Migrating to React Native's New Architecture
10 comments
·September 12, 2025mellosouls
Perhaps it's buried in the article somewhere but I think it should highlight in the introduction what business problems were solved or improved, and what the original architecture was; essentially why this major migration was undertaken.
brazukadev
A new React native architecture again?! I bet later this year we will have a new React (base) architecture change too
sesm
That's why 'New Architecture' is a bad name. They should have called it 'Bridgless Architecture' or just 'V2 Architecture'.
I remember how in an old ClearCase codebase we had a comment saying `New! <projectname> 4`. Version 4 was about 20 years old at that point. We kept this comment as a reminder to never use 'new' when naming or describing anything.
frou_dh
Maybe it's not so new, like "modernism" in art is 100 years ago.
HelloNurse
I think "TurboModules" are from the "current" new architecture (now several years old), not a new one, but I might have skipped some episodes.
cthulberg
why "again"?
mcsniff
Still no dark mode, it's almost as embarrassing as HN not having dark mode. Yeah I said it, again.
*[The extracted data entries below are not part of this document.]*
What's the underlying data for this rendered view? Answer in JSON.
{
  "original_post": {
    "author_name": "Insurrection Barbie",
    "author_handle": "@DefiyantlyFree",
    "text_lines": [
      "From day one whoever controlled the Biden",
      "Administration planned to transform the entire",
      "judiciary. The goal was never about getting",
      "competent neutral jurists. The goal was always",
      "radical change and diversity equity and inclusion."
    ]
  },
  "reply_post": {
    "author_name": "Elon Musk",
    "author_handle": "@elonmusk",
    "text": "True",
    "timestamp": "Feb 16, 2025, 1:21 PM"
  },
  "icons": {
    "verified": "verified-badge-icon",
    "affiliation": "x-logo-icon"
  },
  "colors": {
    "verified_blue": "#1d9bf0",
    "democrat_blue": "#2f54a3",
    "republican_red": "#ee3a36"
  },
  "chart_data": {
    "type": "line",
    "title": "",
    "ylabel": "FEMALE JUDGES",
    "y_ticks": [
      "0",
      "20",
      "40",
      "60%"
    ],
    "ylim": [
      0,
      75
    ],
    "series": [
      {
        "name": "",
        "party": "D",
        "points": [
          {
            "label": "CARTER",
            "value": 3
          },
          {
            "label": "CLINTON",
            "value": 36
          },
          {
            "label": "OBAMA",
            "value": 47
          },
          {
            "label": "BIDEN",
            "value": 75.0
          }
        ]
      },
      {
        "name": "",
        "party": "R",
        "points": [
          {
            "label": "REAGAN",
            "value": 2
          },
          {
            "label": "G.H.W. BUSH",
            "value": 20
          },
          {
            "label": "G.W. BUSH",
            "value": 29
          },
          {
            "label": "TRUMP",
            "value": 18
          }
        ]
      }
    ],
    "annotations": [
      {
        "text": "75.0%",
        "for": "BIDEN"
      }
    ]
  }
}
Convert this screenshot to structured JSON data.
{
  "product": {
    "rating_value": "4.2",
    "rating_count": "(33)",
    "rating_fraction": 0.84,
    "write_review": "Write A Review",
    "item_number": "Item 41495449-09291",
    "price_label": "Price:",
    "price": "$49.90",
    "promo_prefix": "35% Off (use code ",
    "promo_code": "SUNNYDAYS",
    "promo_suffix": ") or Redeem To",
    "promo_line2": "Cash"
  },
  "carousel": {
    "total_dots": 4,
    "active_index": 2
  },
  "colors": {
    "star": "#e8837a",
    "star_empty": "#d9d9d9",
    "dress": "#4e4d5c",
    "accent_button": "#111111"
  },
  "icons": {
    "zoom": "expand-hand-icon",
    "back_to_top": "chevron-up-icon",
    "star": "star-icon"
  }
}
https://news.ycombinator.com/item?id=34263628
In the time it took to write this self-congratulatory post, they could have used the AI they push down everyone's throats to add dark mode to the mobile app.
The problem with relying on these high-level frameworks, or heavy frameworks of any kind, is that one day they will change their entire approach to how things should be implemented, and then you have a giant pile of legacy on your hands.
I learned that lesson the hard way with ExtJS 3 => 4, and now my wife claims I have commitment issues.